Желая отвлечься от естественных позывов, Даниэль принялась размышлять, какие еще причины могли толкнуть Эстэфа на подобное обращение с ней. Будь граф просто агентом революционного комитета, он мог бы схватить их всех еще в Париже. Кроме того, он появился на горизонте задолго до ее первой самостоятельной поездки во Францию; рассказывал Джастину о дружбе их отцов, затем появился в Лондоне, предложив ей свои услуги. Но что настораживало Даниэль больше всего, так это неприязнь к нему Линтона с самой первой встречи. Неприязнь, которую Джастин так и не смог себе объяснить…
Снова открылась дверь, и при блеснувшем на секунду в прихожей свете Даниэль узнала девушку, приходившую несколько часов назад.
— Мадам? — раздался ее мягкий, негромкий голос.
— Слушаю вас, милая.
— Мне разрешили развязать вам руки, если вы желаете воспользоваться ведром или немного поесть.
— Во имя милосердия, сделайте это! — взмолилась Даниэль.
— Хорошо. Но не пытайтесь… За дверью стоят гвардейцы… Даже если вы…
— Я никуда не убегу, милая.
Девушка наклонилась над ней и развязала руки. Даниэль с благодарностью на нее посмотрела:
— Спасибо.
Она растерла онемевшие запястья и расправила плечи. Затем справила нужду. Жизнь сразу показалась не такой ужасной.
— Будете есть? — спросила девушка. Даниэль бросила взгляд на кусок сыра, кружку с водой и отрицательно покачала головой.
— Когда вы снова придете? — спросила она.
— Не знаю. Наверное, когда он мне прикажет.
— Понятно. Вы можете сказать, где я сейчас нахожусь? Все еще в Бретани?
— Да, мадам. В пяти милях от берега пролива. Этот дом принадлежит моему отцу. Он предоставил его графу за приличную сумму. Граф оплатил также и мои услуги, поэтому теперь я не могу его ослушаться. Если он выкажет недовольство, то отец меня изобьет. Тогда я не смогу в следующий раз что-нибудь для вас сделать.
— Не бойтесь, милая. Я вас не подведу. Как вас зовут?
— Жаннет. Миледи, если вы не будете есть, то мне придется…
— Понимаю.
Даниэль присела на своем жестком матраце, и Жаннет снова связала ей за спиной руки.

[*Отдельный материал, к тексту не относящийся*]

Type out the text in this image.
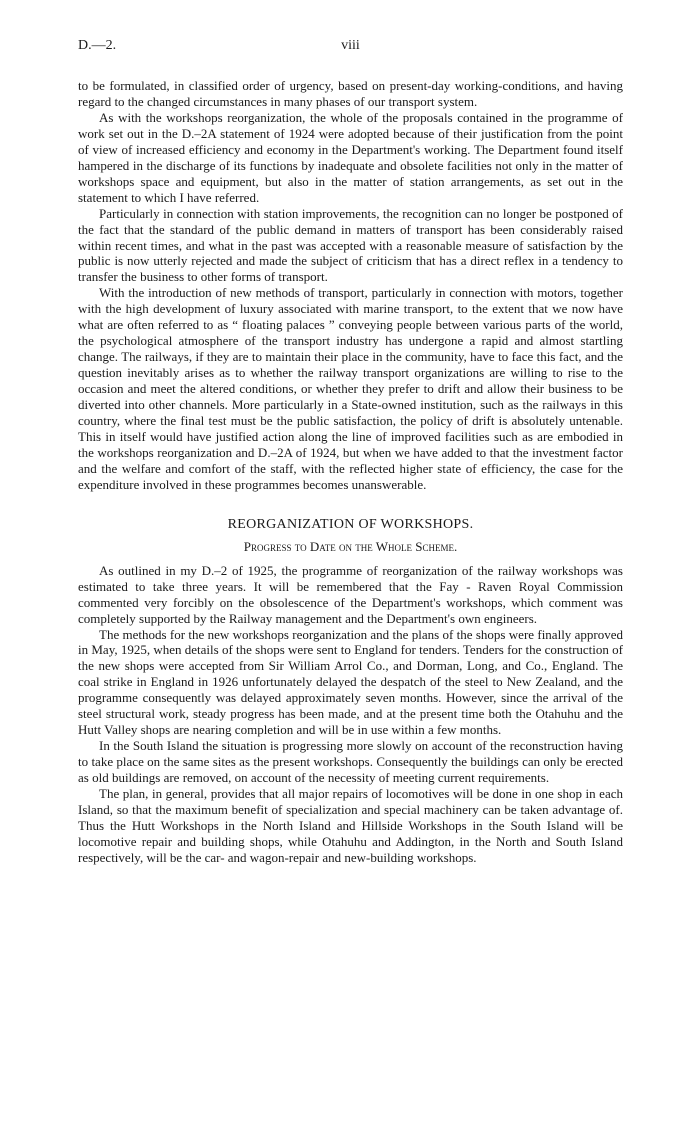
D.—2.	viii

to be formulated, in classified order of urgency, based on present-day working-conditions, and having regard to the changed circumstances in many phases of our transport system.

As with the workshops reorganization, the whole of the proposals contained in the programme of work set out in the D.–2A statement of 1924 were adopted because of their justification from the point of view of increased efficiency and economy in the Department's working. The Department found itself hampered in the discharge of its functions by inadequate and obsolete facilities not only in the matter of workshops space and equipment, but also in the matter of station arrangements, as set out in the statement to which I have referred.

Particularly in connection with station improvements, the recognition can no longer be postponed of the fact that the standard of the public demand in matters of transport has been considerably raised within recent times, and what in the past was accepted with a reasonable measure of satisfaction by the public is now utterly rejected and made the subject of criticism that has a direct reflex in a tendency to transfer the business to other forms of transport.

With the introduction of new methods of transport, particularly in connection with motors, together with the high development of luxury associated with marine transport, to the extent that we now have what are often referred to as “ floating palaces ” conveying people between various parts of the world, the psychological atmosphere of the transport industry has undergone a rapid and almost startling change. The railways, if they are to maintain their place in the community, have to face this fact, and the question inevitably arises as to whether the railway transport organizations are willing to rise to the occasion and meet the altered conditions, or whether they prefer to drift and allow their business to be diverted into other channels. More particularly in a State-owned institution, such as the railways in this country, where the final test must be the public satisfaction, the policy of drift is absolutely untenable. This in itself would have justified action along the line of improved facilities such as are embodied in the workshops reorganization and D.–2A of 1924, but when we have added to that the investment factor and the welfare and comfort of the staff, with the reflected higher state of efficiency, the case for the expenditure involved in these programmes becomes unanswerable.

REORGANIZATION OF WORKSHOPS.
Progress to Date on the Whole Scheme.

As outlined in my D.–2 of 1925, the programme of reorganization of the railway workshops was estimated to take three years. It will be remembered that the Fay - Raven Royal Commission commented very forcibly on the obsolescence of the Department's workshops, which comment was completely supported by the Railway management and the Department's own engineers.

The methods for the new workshops reorganization and the plans of the shops were finally approved in May, 1925, when details of the shops were sent to England for tenders. Tenders for the construction of the new shops were accepted from Sir William Arrol Co., and Dorman, Long, and Co., England. The coal strike in England in 1926 unfortunately delayed the despatch of the steel to New Zealand, and the programme consequently was delayed approximately seven months. However, since the arrival of the steel structural work, steady progress has been made, and at the present time both the Otahuhu and the Hutt Valley shops are nearing completion and will be in use within a few months.

In the South Island the situation is progressing more slowly on account of the reconstruction having to take place on the same sites as the present workshops. Consequently the buildings can only be erected as old buildings are removed, on account of the necessity of meeting current requirements.

The plan, in general, provides that all major repairs of locomotives will be done in one shop in each Island, so that the maximum benefit of specialization and special machinery can be taken advantage of. Thus the Hutt Workshops in the North Island and Hillside Workshops in the South Island will be locomotive repair and building shops, while Otahuhu and Addington, in the North and South Island respectively, will be the car- and wagon-repair and new-building workshops.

— Я постаралась сделать не слишком тугой узел… Но слабее — не могу.
— Спасибо.
Вновь тихонько скрипнула дверь, и Жаннет ушла. Даниэль задумалась. Итак, она заперта в темной комнате сельского дома в пяти милях от Ла-Манша. В ее импровизированной камере нет ничего, кроме этого матраца, помойного ведра и низенького столика в дальнем углу, до которого ей все равно не добраться. Бежать отсюда невозможно. Боже, сколько раз ей приходилось буквально ходить по краю пропасти! Но в такое ужасное и безнадежное положение Даниэль попала впервые…
Прошло еще около шести часов, и на пороге комнаты возник Эстэф со свечкой в руках. Укрепив ее на столике, он подошел к Даниэль:
— Итак, крошка, вы все еще не испытываете никаких неудобств?
— Никаких, сэр.
— Неправда. Мокрая одежда никак не способствует комфорту.
Он наклонился и бесцеремонно похлопал Даниэль по мягкому месту. От возмущения у нее
перехватило дыхание. Но Эстэф, не обращая на это внимания, принялся расстегивать пуговицы на ее рубашке. Даниэль сжалась, как пружина, и, резко распрямившись, ударила Эстэфа ногами в живот. Тот вскрикнул от боли и отскочил на шаг.
— Этого вам не стоило делать! — вкрадчиво сказал он и вдруг наотмашь ударил Даниэль по лицу.
Слезы брызнули у нее из глаз, на разбитых губах почувствовался соленый привкус крови.
— Предпочитаете, чтобы вас раздели мои люди? — прошипел Эстэф. — Будьте уверены, они сделают это с превеликим удовольствием.